Il y a des boucles qui s’accrochent à ton cerveau et qui, sans que tu t’en rendes compte, deviennent un refuge. Aruarian Dance de Nujabes fait partie de celles-là. Tu l’as peut-être entendue pour la première fois dans Samurai Champloo ou dans un tiktok ou dans une chaine lo fi ou ailleurs. On s’en fout, tu l’as entendu.
Laurindo Almeida et la lampe basse
Avant Nujabes, il y avait Laurindo Almeida, guitariste brésilien qui a passé sa vie à jongler entre la bossa nova, le jazz et le classique. En 1964, il enregistre The Lamp Is Low. Ce titre est lui-même une adaptation d’une pièce de Ravel (Pavane pour une infante défunte), réarrangée dans une ambiance jazz suave. La guitare flotte, légère, presque éthérée, et tout respire une mélancolie douce, comme si Almeida avait mis la saudade sur une corde nylon.

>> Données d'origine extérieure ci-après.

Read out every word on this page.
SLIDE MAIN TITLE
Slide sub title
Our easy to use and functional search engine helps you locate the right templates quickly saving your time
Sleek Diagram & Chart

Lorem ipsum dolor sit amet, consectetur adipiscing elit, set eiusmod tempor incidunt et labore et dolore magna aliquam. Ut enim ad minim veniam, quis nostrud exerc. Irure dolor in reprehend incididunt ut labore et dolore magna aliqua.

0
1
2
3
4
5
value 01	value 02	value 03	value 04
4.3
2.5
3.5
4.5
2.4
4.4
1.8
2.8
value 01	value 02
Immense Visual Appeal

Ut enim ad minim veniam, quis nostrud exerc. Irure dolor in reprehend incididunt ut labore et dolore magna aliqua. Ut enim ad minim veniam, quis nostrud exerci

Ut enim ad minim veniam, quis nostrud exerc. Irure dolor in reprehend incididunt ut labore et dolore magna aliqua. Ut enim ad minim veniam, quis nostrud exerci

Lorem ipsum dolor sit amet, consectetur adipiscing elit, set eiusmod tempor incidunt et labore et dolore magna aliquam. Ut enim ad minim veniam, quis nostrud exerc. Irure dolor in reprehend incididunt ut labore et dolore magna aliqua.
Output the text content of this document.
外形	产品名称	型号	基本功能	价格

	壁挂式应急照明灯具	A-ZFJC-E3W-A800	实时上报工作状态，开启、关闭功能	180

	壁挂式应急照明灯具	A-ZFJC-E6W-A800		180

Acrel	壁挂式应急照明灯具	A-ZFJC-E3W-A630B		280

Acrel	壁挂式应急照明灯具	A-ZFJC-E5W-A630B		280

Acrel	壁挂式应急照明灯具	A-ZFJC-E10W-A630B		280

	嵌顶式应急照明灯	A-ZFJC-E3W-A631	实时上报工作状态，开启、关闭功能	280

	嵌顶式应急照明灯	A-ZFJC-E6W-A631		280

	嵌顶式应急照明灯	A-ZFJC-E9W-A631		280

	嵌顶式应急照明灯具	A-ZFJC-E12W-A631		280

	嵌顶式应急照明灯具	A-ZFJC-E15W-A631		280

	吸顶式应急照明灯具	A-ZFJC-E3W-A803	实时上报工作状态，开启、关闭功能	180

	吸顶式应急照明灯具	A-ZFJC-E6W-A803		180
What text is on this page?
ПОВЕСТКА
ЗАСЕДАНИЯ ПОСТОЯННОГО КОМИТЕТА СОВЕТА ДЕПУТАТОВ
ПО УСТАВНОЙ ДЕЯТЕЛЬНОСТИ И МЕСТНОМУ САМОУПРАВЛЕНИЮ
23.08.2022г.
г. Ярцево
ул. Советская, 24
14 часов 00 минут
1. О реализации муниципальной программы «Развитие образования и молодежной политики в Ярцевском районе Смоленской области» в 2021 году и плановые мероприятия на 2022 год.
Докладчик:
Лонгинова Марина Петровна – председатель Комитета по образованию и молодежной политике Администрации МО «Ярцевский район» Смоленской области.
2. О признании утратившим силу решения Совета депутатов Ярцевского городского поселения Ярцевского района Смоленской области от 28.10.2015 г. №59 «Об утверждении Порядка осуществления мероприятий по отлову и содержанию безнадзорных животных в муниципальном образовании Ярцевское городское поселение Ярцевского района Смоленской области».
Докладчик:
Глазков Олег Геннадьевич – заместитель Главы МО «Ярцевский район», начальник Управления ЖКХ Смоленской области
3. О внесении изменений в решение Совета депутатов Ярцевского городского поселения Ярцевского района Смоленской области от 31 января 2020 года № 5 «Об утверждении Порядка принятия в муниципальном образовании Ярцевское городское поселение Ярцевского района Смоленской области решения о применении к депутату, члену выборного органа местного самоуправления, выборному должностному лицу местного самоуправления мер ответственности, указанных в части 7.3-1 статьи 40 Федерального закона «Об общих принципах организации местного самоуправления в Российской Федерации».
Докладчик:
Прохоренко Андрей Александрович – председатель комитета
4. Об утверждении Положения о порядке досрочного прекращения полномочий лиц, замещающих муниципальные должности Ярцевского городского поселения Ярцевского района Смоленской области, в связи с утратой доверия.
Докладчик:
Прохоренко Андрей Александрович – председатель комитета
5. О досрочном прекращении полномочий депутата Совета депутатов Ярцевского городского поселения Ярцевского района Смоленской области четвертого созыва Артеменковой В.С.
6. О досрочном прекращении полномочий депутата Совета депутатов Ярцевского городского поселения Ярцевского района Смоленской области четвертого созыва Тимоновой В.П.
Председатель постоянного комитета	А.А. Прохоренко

Le tour de magie de Nujabes
Arrive Nujabes. Producteur discret, samouraï du sample, poète du MPC. Là où d’autres empilent les couches, lui choisit la subtilité. Sur Aruarian Dance, il isole un fragment de guitare, ralentit la cadence, ajoute une batterie feutrée, une basse ronde, et laisse l’air circuler. Pas besoin de grandiloquence : la magie, c’est cette respiration entre les notes.
Le résultat, c’est un morceau qui donne l’impression de marcher de nuit dans une ville vide, éclairée par les lampadaires, avec le cœur lourd mais la tête pleine de lumière.
Samurai Champloo et l’héritage
Si Aruarian Dance est culte aujourd’hui, c’est aussi grâce à Samurai Champloo. Shinichirō Watanabe (le même qui a fait Cowboy Bebop) avait eu l’idée folle de marier un Japon féodal fantasmé avec le hip-hop. Et dans ce décor, la musique de Nujabes devient un personnage à part entière.
Des milliers de spectateurs découvrent alors en même temps un anime pas comme les autres et un son qui va influencer la vague lo-fi et chill-hop des années 2010. Aujourd’hui encore, impossible d’ouvrir une playlist “study beats” sans croiser l’ombre d’Aruarian Dance.
Pourquoi ce sample est parfait
Parce qu’il ne se contente pas d’être joli. Il transporte avec lui toute une lignée d’émotions : Ravel → Almeida → Nujabes. On passe d’un compositeur français à un guitariste brésilien pour finir par un DJ Japonais. Si c’est pas parfait, je ne sais pas ce qu’il vous faut.